Вот бляха! Такое ощущение, что он что-то знает… Или догадывается. Как такое может быть? Я изменил его жизнь, но его оперская сущность никуда не делась, а наоборот, лезет наружу, причем раньше времени… Совсем я запутался в этих играх с судьбой. Ладно… Дальше видно будет. По крайней мере, никакая Зверева его давно уже не бьет. И вырос он в благополучной сытой полной семье.
— Ничего не значит, — отмахнулся я. — Короче, пошли чай пить. Куда прешь в обутках, говнодавы скинь. Во-от, другое дело. Света, солнце, что у нас к чаю?
Из прихожей номера мы вошли в комнату, где Света, сидя на диванчике, точила коготочки.
— Здрасьти, — растянулся в улыбке Олег. — Я это… Вот, на побывку приехал.
— Да слышала я ваш разговор, — Света вскинула изящную бровь. — Эклеры будешь?
— Конечно!
— Руки помой, — проворчал я.
— Ай-й-й, — наморщил лоб Олег. — С тобой, как с папкой.
— Ты же хирург, а не тракторист, так и держи свой инструмент в чистоте, — хмыкнул я.
В дверь постучали.
— Кого там еще принесло? — продолжал я ворчать. — Не воскресенье, а день приемов какой-то. Открыто! Входите!
Дверь зловеще скрипнула, и на пороге выросла широкая фигура шефа в атласном халате. Лицо небритое, выходной же.
Его появление могло означать только одно…
— В лесу? — быстро поинтересовался я. — Привязанный и без головы?
— Привязанный, но голова на месте, — озадаченно проговорил Никита Егорович. — Ноги нет.
— Какой ещё ноги?
— Левой, — пожал плечами шеф.
— Япона-мама, — нахмурился я.
— Началось, — вздохнула Света.
— Ого! — воскликнул Олег. — Маньяк все-таки. Теперь ногу будем искать!

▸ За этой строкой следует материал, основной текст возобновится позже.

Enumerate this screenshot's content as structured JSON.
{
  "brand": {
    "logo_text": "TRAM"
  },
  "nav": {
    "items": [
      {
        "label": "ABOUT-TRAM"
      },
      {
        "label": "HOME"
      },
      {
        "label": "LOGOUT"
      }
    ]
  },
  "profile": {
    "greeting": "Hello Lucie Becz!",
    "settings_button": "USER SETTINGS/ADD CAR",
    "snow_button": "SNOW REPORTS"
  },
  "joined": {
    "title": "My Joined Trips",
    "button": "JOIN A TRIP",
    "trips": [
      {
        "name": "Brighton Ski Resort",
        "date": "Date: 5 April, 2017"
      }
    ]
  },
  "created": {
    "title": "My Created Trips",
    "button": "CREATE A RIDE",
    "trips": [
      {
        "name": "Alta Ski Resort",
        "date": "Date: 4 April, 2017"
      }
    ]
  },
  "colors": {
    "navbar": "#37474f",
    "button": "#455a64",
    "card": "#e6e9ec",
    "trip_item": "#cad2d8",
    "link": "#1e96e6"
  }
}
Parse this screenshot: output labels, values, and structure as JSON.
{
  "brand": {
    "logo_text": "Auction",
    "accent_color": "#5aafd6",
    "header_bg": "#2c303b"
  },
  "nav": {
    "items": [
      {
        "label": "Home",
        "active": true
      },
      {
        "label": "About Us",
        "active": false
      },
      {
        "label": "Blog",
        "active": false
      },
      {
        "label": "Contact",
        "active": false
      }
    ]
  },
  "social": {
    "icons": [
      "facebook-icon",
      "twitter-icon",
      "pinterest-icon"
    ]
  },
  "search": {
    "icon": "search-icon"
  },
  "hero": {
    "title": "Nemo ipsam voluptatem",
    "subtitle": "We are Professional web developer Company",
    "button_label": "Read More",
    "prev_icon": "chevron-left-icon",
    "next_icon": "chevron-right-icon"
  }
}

И засветился, что твоя гирлянда.
— Это еще кто? — зыркнул в сторону парня Горохов.
— Да никто, — отмахнулся я. — Родственник приблудился. Дальний.
— Как это никто? — парень протянул Горохову руку. — Меня Олег зовут. Никита Егорович, я много читал о вас в газетах и в «Советской милиции». А еще я про вас по радио слышал, там сказали, что вы ушли на пенсию, но не смогли остаться на заслуженном отдыхе, так как душой болели за безопасность советских граждан и за раскрытие тяжких преступлений — и решили вернуться в органы прокуратуры.